Adventist interpreter supports first-time deaf parents.
The whole process took 30 hours—from the time a young mother-to-be was admitted to the hospital until she was discharged with a healthy baby. But for Elena Daniele Duca, a young deaf woman and her husband, Constantin—also deaf—it was not the usual ordeal that deaf couples endure at childbirth, as they felt supported and assisted by Adventist Deaf Ministries in Villarreal, Castellón, Spain, in December 2018.
Deaf couples typically face great challenges in a situation like childbirth. They may feel lonely and anxious when interpreters are not available in hospitals, said Taida Rivero, who coordinates Spain’s Adventist Deaf Ministries and was the sign language interpreter during the December childbirth. “[Deaf people] feel tremendously helpless and isolated. They often don’t understand what the doctors tell them, and they can’t explain what is happening to them,” she said. “It is a situation that generates terrible anxiety. Also, hired interpreters are usually only available for a specific period, and in the case of childbirth, you know when it starts but not when it ends.”
Rivero explained that when deaf mothers arrive in the hospital, they usually are asked questions such as “Can’t you hear?” “Can you talk?” “Can you read lips?” Often, health-care providers are confused and may even think that deaf people are also dumb. “The most appropriate question to ask is, ‘What do you need to access information?’ Each case is different, as some prefer to read lips, others to communicate in writing or sign language,” she said.
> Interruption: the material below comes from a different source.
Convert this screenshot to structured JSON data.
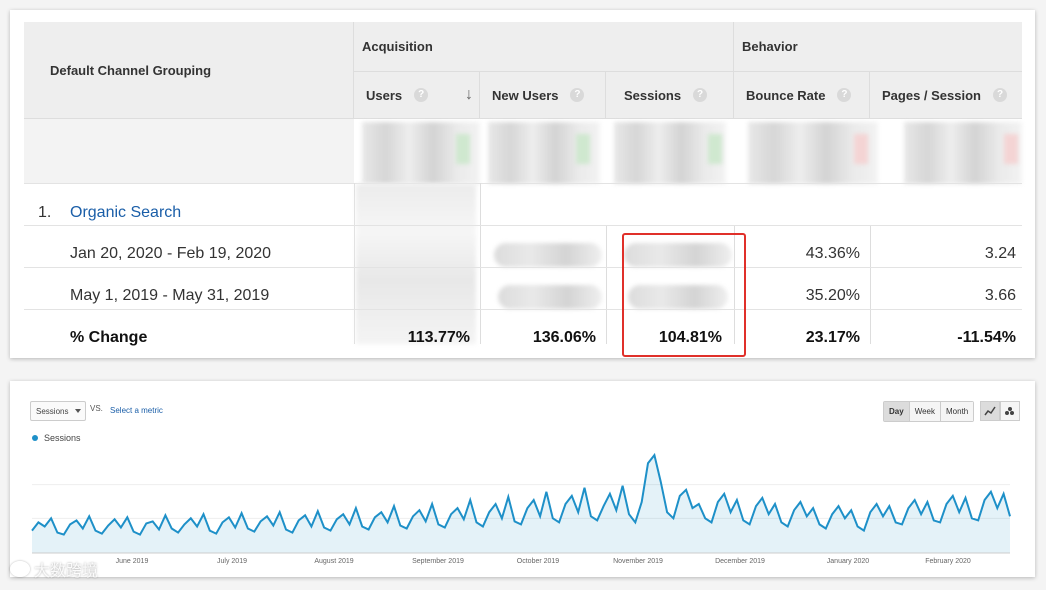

Spain’s Adventist Deaf Ministries
Adventist Deaf Ministries in Spain is part of an increasing awareness within the Seventh-day Adventist Church about the importance of assisting members and neighbors living with disabilities.
In Spain, this was not the first time that Adventist Deaf Ministries has assisted during childbirth. In this case, however, health-care staff treated the Ducas in an extraordinary way. As awareness about the plight of the deaf increases, they made efforts to speak very slowly and to work in partnership with Rivero. Whenever misunderstanding arose, the Adventist sign interpreter was there to smooth things, ease the communication, and provide a “listening ear” to the worried couple.
The result? A healthy baby girl, Karen Rebeca, who was born without major complications, and she and her mother were discharged hours later in good health and spirits.
“The Seventh-day Adventist Church will always be there to assist,” Rivero said. “We are happy to be able to serve in moments like these.”